Next week, Warwick students will be asked to vote to decide whether to continue Warwick SU’s membership in the National Union of Students. As campaigners for a free, democratic, liberated education system, we see the campaign to get Warwick SU disaffiliated from the NUS for what it is: a right-wing, opportunistic, disingenuous backlash. The ‘NUS Exit Warwick’ campaign seeks to delegitimise the NUS by accusing it of being ‘too political’, ‘undemocratic’ and ‘unrepresentative’. It is no coincidence that these accusations are being raised now in the specific context of the recent NUS National Conference (as it happens the largest democratic meeting of students in Europe) electing a principled left-wing leadership last month, on an explicit mandate of fighting the Tory government’s attacks on Further and Higher Education.
Let us not be fooled by this hypocritical rhetoric. The intrinsic purpose of a national union is to be a political body, to take principled stances and fight to defend the material interests of its members. The NUS is not without its problems, and there is much to be done in order to improve its accountability mechanisms and the workings of its internal democracy. But at this moment in time, public Higher Education in the UK is faced with some of the biggest attacks in decades. This coming Wednesday, the Government is likely to announce a Higher Education bill outlining the introduction of a new Teaching Excellence Framework (TEF), which will pave the way for tuition fee increases above £9k and for the further marketization of the sector. This comes on top of a barrage of other attacks that we must fight against on a national level. Students’ Unions’ autonomy and campaigning power is under threat. International students are faced with ever-increasing draconian immigration rules limiting their rights to live and work in the UK, and the threat of students facing deportations is as real as ever, as the recent cases of Luqman Onikosi and Lord Apetsi have shown. NHS bursaries for nursing students have been slashed. The islamophobic Prevent agenda continues to racially profile and target Muslim students on our campuses.
At this moment in time, we need more than ever to exercise our collective power to defeat the Government’s attacks on public education: to destroy the TEF before it ever becomes a reality; to build momentum to abolish Prevent; to defend international students against the government’s xenophobic agenda. And it is clear that this collective power is best exercised right now by staying within NUS, by finding strength in unity and numbers, at a time in which its democratic mandate, finally, is to fight and organise to defeat the Government’s destructive attacks on our education system. And we also mustn’t forget all the fundamental work that the NUS does to support liberation campaigns nationally and, crucially, on campuses all over the UK in the fight against sexism, racism and xenophobia, ableism, homophobia and transphobia. Fundamental campaigns such as ‘I ❤ Consent’, ‘Liberate my degree’, ‘Students Not Suspects’ and the decision to finally introduce a full-time Trans students officer are a testament to this vital work, which is incredibly helpful in supporting and providing advice and resources to liberation struggles on our campus, too.

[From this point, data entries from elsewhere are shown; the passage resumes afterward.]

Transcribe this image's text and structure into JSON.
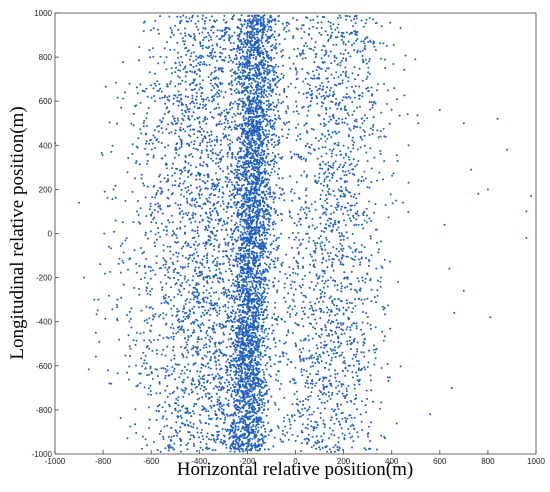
{
  "chart_data": {
    "type": "scatter",
    "title": "",
    "xlabel": "Horizontal relative position(m)",
    "ylabel": "Longitudinal relative position(m)",
    "xlim": [
      -1000,
      1000
    ],
    "ylim": [
      -1000,
      1000
    ],
    "xticks": [
      "-1000",
      "-800",
      "-600",
      "-400",
      "-200",
      "0",
      "200",
      "400",
      "600",
      "800",
      "1000"
    ],
    "yticks": [
      "-1000",
      "-800",
      "-600",
      "-400",
      "-200",
      "0",
      "200",
      "400",
      "600",
      "800",
      "1000"
    ],
    "grid": false,
    "legend": "none",
    "marker_color": "#1f5fbf",
    "series": [
      {
        "description": "Dense scatter cloud of relative vehicle positions; dense vertical band centered near x=-180, sparser spread from x=-800 to x=400, scattered outliers beyond x=400",
        "clusters": [
          {
            "x_center": -180,
            "x_spread": 40,
            "y_range": [
              -990,
              990
            ],
            "count": 3200
          },
          {
            "x_center": -330,
            "x_spread": 150,
            "y_range": [
              -990,
              990
            ],
            "count": 2800
          },
          {
            "x_center": 160,
            "x_spread": 110,
            "y_range": [
              -990,
              990
            ],
            "count": 1700
          },
          {
            "x_center": -620,
            "x_spread": 90,
            "y_range": [
              -700,
              700
            ],
            "count": 250
          }
        ],
        "outliers": [
          [
            -1000,
            410
          ],
          [
            -900,
            140
          ],
          [
            -880,
            -200
          ],
          [
            -820,
            -300
          ],
          [
            -780,
            -620
          ],
          [
            470,
            400
          ],
          [
            470,
            230
          ],
          [
            510,
            500
          ],
          [
            560,
            -820
          ],
          [
            600,
            560
          ],
          [
            620,
            40
          ],
          [
            640,
            -160
          ],
          [
            660,
            -360
          ],
          [
            700,
            -260
          ],
          [
            700,
            500
          ],
          [
            730,
            290
          ],
          [
            760,
            180
          ],
          [
            800,
            200
          ],
          [
            810,
            -380
          ],
          [
            840,
            520
          ],
          [
            880,
            380
          ],
          [
            960,
            100
          ],
          [
            960,
            -20
          ],
          [
            980,
            170
          ],
          [
            650,
            -700
          ]
        ]
      }
    ]
  }
}
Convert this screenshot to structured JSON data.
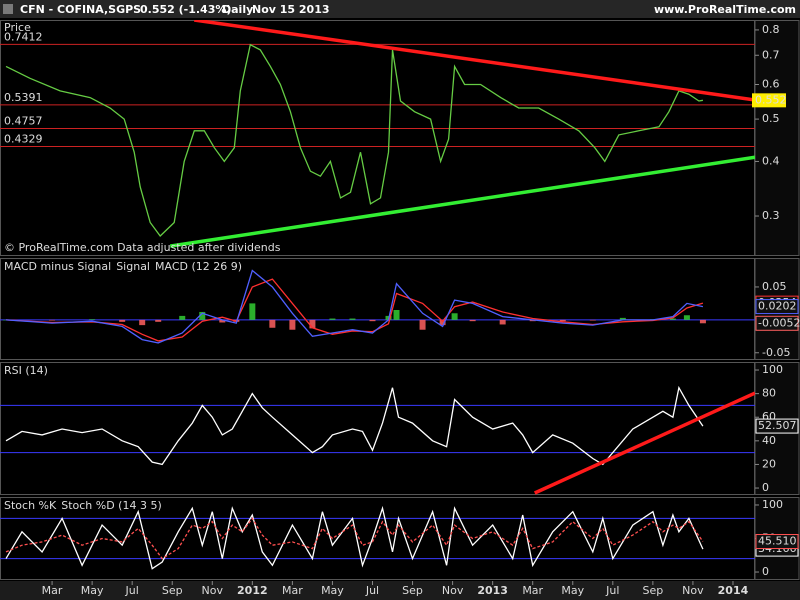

Obviously, our struggles do not begin and do not end with the NUS – they never have and never will. In our fight for a free, democratic and liberated education system we will continue to have our disagreements with the NUS’ bureaucracy, and to question the discourse which seeks to repurpose it as a vehicle for improving the consumerist notion of the ‘student experience’. It is not an NUS which is ‘political’ and empowers its members to fight for their collective interests that is ‘out of touch’ – quite the contrary, it is a union that is passive, professionalised, and controlled by unelected trustees, managers and agendas of ‘cost effectiveness’ and ‘value for money’. For many years the NUS has not supported struggle and grassroots mobilization, and has been unwilling to genuinely challenge Government attacks. It has condemned militancy, withdrawn support for free education demonstrations, and done almost nothing to support students victimised by state and university repression for their political activities. But now this has the potential to change.
Most importantly we will continue to agitate, organise and fight, on our campuses and on the streets, outside of its formal structures, on our own terms, because the NUS is just one way in which we exercise our collective power and strength and cannot ever be effective in the absence of militant grassroots mobilization. We know that no representative can win the education system and world we want on our behalf. We will not and cannot hinge all our hopes upon the NUS, and maintain our commitment to self-organization and autonomous struggle. But it is an important tool, especially at the present time, and we cannot afford to lose it at the hands of an opportunistic, right-wing backlash which seeks solely to delegitimise, isolate and weaken the student movement’s opposition to the Government’s attacks on education.